Compensation for machines...

When designing robots, or machines in general that try to emulate the tasks of humans, it is most often the tasks we find easiest that are most challenging to implement in the machine. Much of this is down to us not understanding the way that the human body works. But just as in the past when it was instead the problem of insufficient computing power, we are catching up fast. Often in the past, it was looking at how some aspect of the human body didn't work correctly that enabled deduction of how it normally does work. Now, in addition, scientists are increasingly able to look directly at how the body (and in particular the brain) is working and are able to analyse its normal working state.

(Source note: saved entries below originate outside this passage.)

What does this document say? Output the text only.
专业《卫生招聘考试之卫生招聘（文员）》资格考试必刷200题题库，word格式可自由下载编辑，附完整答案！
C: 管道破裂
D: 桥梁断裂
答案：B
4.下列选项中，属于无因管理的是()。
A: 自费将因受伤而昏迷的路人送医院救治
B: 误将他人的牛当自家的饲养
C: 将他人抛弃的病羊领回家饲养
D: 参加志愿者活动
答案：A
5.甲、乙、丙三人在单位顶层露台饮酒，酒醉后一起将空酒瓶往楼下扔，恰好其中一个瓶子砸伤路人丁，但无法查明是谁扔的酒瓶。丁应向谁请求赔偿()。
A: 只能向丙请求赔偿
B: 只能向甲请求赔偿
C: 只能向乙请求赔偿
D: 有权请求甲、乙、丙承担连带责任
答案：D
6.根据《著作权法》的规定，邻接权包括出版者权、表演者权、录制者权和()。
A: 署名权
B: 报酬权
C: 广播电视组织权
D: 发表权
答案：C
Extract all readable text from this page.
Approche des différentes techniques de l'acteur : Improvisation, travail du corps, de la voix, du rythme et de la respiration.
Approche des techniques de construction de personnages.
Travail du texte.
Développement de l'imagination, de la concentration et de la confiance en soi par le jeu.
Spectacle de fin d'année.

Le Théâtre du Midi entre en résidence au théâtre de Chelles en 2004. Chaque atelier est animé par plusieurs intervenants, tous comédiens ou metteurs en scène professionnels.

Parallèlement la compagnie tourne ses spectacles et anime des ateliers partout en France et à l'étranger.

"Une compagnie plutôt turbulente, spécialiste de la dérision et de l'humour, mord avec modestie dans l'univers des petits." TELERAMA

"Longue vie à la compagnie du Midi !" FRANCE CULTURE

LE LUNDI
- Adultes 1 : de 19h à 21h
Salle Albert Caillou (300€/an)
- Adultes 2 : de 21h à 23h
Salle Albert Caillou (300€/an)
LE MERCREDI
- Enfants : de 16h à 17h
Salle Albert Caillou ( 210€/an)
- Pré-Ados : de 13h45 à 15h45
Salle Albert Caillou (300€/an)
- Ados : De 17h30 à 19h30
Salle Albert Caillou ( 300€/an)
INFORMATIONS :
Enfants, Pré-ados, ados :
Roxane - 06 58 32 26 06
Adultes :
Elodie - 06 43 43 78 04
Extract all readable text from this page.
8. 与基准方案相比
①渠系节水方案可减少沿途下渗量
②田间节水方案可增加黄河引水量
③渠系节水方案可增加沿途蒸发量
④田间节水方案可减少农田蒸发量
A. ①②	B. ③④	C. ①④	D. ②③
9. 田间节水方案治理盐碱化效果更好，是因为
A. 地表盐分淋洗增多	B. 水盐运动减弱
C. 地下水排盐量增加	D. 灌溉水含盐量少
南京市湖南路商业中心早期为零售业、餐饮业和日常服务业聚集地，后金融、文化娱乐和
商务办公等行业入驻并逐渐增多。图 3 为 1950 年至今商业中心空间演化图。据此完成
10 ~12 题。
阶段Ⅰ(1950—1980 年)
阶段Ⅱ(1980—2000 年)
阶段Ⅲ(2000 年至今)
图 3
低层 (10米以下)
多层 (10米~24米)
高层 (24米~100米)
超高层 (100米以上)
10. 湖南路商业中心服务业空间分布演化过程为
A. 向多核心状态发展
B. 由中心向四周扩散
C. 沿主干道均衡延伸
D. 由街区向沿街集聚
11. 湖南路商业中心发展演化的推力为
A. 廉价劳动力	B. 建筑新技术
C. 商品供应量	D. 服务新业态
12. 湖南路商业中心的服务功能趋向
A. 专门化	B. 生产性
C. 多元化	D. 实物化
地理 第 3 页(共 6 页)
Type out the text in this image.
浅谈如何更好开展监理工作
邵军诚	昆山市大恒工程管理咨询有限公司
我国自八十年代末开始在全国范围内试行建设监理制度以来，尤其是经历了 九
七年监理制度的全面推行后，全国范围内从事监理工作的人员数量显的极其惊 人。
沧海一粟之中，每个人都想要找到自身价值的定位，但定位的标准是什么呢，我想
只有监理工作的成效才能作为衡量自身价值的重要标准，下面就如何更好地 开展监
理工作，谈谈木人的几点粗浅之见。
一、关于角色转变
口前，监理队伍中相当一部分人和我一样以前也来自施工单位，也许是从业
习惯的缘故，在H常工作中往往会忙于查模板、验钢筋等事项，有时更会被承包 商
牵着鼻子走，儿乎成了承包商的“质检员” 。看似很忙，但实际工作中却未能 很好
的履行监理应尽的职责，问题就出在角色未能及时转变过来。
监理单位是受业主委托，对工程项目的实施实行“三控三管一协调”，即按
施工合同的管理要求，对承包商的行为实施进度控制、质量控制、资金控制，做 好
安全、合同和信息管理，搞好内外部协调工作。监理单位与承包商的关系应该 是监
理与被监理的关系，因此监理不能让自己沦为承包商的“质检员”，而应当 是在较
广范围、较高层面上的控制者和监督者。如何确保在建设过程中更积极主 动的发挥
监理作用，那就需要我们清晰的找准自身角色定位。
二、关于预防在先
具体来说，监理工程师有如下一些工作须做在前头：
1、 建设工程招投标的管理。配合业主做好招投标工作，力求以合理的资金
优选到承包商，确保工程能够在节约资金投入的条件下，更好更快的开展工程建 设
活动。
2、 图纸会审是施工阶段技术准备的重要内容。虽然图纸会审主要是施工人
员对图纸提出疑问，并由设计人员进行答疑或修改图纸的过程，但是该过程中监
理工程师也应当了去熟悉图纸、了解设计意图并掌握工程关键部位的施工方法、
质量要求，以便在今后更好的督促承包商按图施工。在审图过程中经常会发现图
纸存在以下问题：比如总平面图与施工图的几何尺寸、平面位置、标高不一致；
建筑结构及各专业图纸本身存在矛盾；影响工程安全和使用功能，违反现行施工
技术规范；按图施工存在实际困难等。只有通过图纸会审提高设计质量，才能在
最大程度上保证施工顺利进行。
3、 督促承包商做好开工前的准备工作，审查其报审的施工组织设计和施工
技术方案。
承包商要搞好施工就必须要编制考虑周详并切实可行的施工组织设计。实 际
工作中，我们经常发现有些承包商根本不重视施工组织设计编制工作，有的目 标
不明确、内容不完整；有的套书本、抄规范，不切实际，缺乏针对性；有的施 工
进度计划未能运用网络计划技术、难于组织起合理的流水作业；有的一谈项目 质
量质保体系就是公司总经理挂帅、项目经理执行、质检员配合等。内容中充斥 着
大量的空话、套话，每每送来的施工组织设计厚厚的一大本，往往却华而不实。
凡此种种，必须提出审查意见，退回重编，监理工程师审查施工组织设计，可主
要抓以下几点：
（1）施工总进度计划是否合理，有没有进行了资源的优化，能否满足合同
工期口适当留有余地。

Going a stage further, it is now not uncommon for studies to be done which look at how the body adapts to circumstances when the normal body gets damaged and has to compensate. Robots have been built for some time now which can walk, run and climb stairs. The latter was often a joke levelled at the Daleks who have been ever-popular in the Sci-Fi series Doctor Who. Robots that are agile in movement are most useful, firstly in robot warfare but later more commonly in other applications as the technology passes from military to civil applications in the usual way. Scientists are now already studying, with the help of amputee animals, how the body can compensate for the loss of a limb which is central to movement and thus how the animal can remain an effective mover. One such example is described in an article on BBC News.

In the future, machines will not only be more capable than the human brain in terms of computational ability, but also harness an understanding of strategies which can be employed when their control of a robot device is affected by damage or malfunction. This will put them in an excellent position to cope with situations which are not originally envisaged in their design. Robotic machines are still very much in their infancy, but are likely to grow up quickly.